El poso de tristeza que ha dejado la pandemia

El poso de tristeza que ha dejado la pandemia

El deterioro anímico que ha dejado el virus maléfico puede desarrollar diferentes respuestas de afrontamiento según la manera de gestionarlo que haya tenido cada uno. Sin embargo, desde el punto de vista del mapa de las emociones humanas, la catástrofe colectiva que hemos vivido ha dejado unas secuelas evidentes en el ánimo colectivo. Es una especie de nube cercana a las tinieblas que pesa en todos los ambientes, ahuyentando aquella alegría limpia y despreocupada que ha caracterizado a nuestras sociedades desde la recuperación de las grandes guerras.

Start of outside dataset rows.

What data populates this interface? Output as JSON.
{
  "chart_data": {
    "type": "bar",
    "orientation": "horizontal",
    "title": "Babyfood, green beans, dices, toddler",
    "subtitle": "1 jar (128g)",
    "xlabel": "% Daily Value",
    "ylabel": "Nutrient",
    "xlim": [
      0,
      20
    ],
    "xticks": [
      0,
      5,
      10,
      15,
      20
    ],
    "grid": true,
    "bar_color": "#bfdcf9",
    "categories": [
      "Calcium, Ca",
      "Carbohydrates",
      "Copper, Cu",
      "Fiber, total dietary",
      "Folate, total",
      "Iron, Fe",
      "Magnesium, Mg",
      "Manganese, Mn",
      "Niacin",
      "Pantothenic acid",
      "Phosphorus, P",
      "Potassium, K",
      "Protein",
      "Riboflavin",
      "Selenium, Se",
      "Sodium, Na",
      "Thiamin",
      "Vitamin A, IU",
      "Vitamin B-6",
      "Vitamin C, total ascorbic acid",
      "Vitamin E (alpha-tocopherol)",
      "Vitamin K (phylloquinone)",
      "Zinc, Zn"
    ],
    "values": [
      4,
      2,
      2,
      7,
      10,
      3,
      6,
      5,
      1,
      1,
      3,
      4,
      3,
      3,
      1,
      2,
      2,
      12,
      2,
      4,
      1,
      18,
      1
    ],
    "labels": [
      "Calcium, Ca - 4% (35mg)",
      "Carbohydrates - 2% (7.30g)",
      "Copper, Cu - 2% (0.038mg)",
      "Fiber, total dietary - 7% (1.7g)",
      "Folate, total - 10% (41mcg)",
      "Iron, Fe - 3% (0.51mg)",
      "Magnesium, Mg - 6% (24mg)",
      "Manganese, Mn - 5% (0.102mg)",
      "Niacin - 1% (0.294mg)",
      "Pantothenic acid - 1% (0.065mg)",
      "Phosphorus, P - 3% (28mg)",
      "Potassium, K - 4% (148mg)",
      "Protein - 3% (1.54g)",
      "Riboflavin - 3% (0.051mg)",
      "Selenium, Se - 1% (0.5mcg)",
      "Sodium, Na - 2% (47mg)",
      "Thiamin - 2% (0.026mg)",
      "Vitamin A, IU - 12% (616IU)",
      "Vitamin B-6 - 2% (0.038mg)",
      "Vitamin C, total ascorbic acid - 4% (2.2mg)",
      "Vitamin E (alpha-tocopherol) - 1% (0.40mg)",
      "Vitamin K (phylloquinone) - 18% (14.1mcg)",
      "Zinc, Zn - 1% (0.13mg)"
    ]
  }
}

Aparentemente, hacemos una vida muy parecida a la normal, es decir, a la anterior a la primavera del año 20; pero es más bien un deseo de reducir las discrepancias entre los estados de antes y los actuales. La respuesta social a los dramáticos acontecimientos que hemos vivido está bien asentada y delimitada en sus contornos. Hemos pasado miedo, angustia, desesperación, incertidumbre, por no hablar de las personas que han perdido a seres fundamentales en sus vidas. Esto no se borra de un plumazo y todos lo llevamos dentro de alguna manera u otra.

Por decirlo metafóricamente, se ha perdido el brillo, la purpurina superflua, la eterna sonrisa ridícula, la ilusión inconsciente. Nos han dejado claro que somos mortales, frágiles, limitados, dependientes y que todo deja de tener sentido si no podemos respirar. Una partícula minúscula ha podido con hombres de casi dos metros y ochenta kilos, ¿quién es aquí el poderoso? Planes y planes por los aires, miles de proyectos truncados, vidas tiradas por el barranco, familias rotas, hijos desolados. Se ha violado nuestra seguridad, nuestra confianza y los tiempos sociales.

Nada de hacer planes a largo plazo, la incertidumbre sigue sombreando la realidad. El garfio del confinamiento amenaza de manera constante. Recuerdo como cada día, durante meses, nos despertábamos esperando la noticia de otro fallecimiento de alguien a quien considerábamos, apreciábamos o, lo peor, necesitábamos. Yo lo sentía así, aunque he tenido la suerte de no perder a ninguno de los míos en esta guerra. Mis padres lo pasaron y siguen aquí; algunos de mis hijos, también; por suerte eran asintomáticos. A mi alrededor, nadie ha caído en combate; pero ¡ay, el miedo!

¿Qué experiencia puede quedar después de una vivencia semejante? Las almas más sensibles se encargarán de escribirlo, pintarlo, componerlo o filmarlo. Queda aún muy cercano todo, y así lo percibimos en todas partes. El verano pasado olía a salvación, pero luego llegó de nuevo la represión, nuevas olas, los sanitarios agotados, los ánimos cada vez más heridos, más pérdidas, más ausencias, menos planes, menos ilusiones, una realidad aplastante. Este verano imaginamos que el final ya está cerca, casi todos estamos vacunados, entendemos que los más jóvenes son más fuertes y menos propensos a las garras del virus; pero la sombra sigue presente, más sensitiva y poética si se quiere, como si fuera ya una persona adulta.

Levantaremos el ánimo colectivo deprimido, qué duda cabe, pero me temo que aún queda tiempo. La flexibilidad de afrontamiento será proporcional al grado de estrés que cada uno haya vivido, a su capacidad sensitiva, a sus recursos para defenderse emocionalmente; pero en este texto aludo al ánimo colectivo y da igual a dónde vayas o qué tipo de reunión sea, un halo de pesadumbre actúa como espejo deformante. Un aire siniestro y estrambótico que nos era desconocido y del que queremos distanciarnos cuanto antes. Este aire se fundirá con la historia y nosotros podremos contar que estuvimos allí de la forma más desolada y graciosa que se nos ocurra. Entonces, será pasado; yo veo que aún es presente.